The input is a set of comments, we need do some text processing first. Basically, we remove all punctuations within a comment, and then concatenate all comments by dot.

import re
# a user posts several comments, each comment consists of several words
comments = ["It is what it is or they were nevertrumpists so they didn't like me and I don't know them",
            'vote biden to save American',
            'We love #joebiden2020 for President.',
            '#bluewave2020 BUT PREP FOR TRUMP PUTIN CIVIL WAR',
            'trumpvirus came from a sick fatass loser',
            'trump has changed his tune about the corona trumpvirus. because trumpist are kicking the bucket']

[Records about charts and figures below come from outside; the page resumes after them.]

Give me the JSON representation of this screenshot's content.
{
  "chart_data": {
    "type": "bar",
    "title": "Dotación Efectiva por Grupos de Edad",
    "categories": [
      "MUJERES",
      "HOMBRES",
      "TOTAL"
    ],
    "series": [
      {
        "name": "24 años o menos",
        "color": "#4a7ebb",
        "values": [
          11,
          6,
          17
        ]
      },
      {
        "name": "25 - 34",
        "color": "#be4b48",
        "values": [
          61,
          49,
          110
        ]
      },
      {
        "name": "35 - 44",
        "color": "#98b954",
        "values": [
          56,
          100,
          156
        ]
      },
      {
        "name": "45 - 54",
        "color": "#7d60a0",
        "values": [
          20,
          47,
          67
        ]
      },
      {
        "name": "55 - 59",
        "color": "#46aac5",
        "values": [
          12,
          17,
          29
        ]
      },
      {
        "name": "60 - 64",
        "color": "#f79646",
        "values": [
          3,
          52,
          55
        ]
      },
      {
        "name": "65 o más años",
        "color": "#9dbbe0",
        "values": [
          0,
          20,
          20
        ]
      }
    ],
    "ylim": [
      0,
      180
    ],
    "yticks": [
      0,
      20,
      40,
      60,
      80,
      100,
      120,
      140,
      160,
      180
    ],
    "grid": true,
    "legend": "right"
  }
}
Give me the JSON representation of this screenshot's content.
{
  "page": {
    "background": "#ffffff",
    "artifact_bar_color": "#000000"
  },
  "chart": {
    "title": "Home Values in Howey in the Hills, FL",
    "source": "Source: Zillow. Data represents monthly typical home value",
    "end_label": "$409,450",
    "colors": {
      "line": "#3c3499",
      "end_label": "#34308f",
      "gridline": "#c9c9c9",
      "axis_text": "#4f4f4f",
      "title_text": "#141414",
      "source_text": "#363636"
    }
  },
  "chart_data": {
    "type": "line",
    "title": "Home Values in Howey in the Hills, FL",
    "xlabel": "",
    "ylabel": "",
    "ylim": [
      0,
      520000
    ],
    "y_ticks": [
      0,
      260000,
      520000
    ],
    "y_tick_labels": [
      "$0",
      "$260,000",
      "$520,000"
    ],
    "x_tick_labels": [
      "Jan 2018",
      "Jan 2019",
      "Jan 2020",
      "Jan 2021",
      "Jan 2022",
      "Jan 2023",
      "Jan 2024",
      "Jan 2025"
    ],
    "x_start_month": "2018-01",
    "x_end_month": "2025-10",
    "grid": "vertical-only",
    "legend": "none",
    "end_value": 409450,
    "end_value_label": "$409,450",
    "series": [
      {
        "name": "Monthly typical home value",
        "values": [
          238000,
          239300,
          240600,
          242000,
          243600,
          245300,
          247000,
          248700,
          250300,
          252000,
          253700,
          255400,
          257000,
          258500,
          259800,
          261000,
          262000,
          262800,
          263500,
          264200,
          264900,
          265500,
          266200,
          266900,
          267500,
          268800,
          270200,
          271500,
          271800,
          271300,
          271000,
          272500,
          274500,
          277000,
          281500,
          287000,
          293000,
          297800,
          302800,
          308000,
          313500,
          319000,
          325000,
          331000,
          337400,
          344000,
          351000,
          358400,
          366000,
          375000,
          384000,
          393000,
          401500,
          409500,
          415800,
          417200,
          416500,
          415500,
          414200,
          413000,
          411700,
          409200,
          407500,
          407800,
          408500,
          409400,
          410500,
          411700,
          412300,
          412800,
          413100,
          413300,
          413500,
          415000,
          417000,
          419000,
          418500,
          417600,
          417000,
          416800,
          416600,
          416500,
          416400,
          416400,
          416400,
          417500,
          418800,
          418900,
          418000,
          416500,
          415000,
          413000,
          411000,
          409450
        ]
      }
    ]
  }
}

# remove punctuations from each comment, and then join them by dot
comments = [re.sub(r'[^\w\s]', ' ', x).strip() for x in comments]
comments = '. '.join(comments)

Now you're ready to classify the new set of comments:

prob_lib, prob_con = h.predict_texts(comments)[0]
if prob_con <= 0.05:
    print('Predicted leaning: Liberal, prob_lib: {0:.4f}, prob_con: {1:.4f}'.format(prob_lib, prob_con))
elif prob_con >= 0.95:
    print('Predicted leaning: Conservative, prob_lib: {0:.4f}, prob_con: {1:.4f}'.format(prob_lib, prob_con))
else:
    print('Predicted leaning: Unknown, prob_lib: {0:.4f}, prob_con: {1:.4f}'.format(prob_lib, prob_con))

The above example input will print

Predicted leaning: Liberal, prob_lib: 1.0000, prob_con: 0.0000

Visualizing attention

Once you train an HNATT model and save it locally using the saved_model_dir and saved_model_filename arguments to train, you can easily play with the saved model in an interactive web app by running the following:

python run_hnatt_viewer.py

You can then visit localhost:5000 to interact with your HNATT.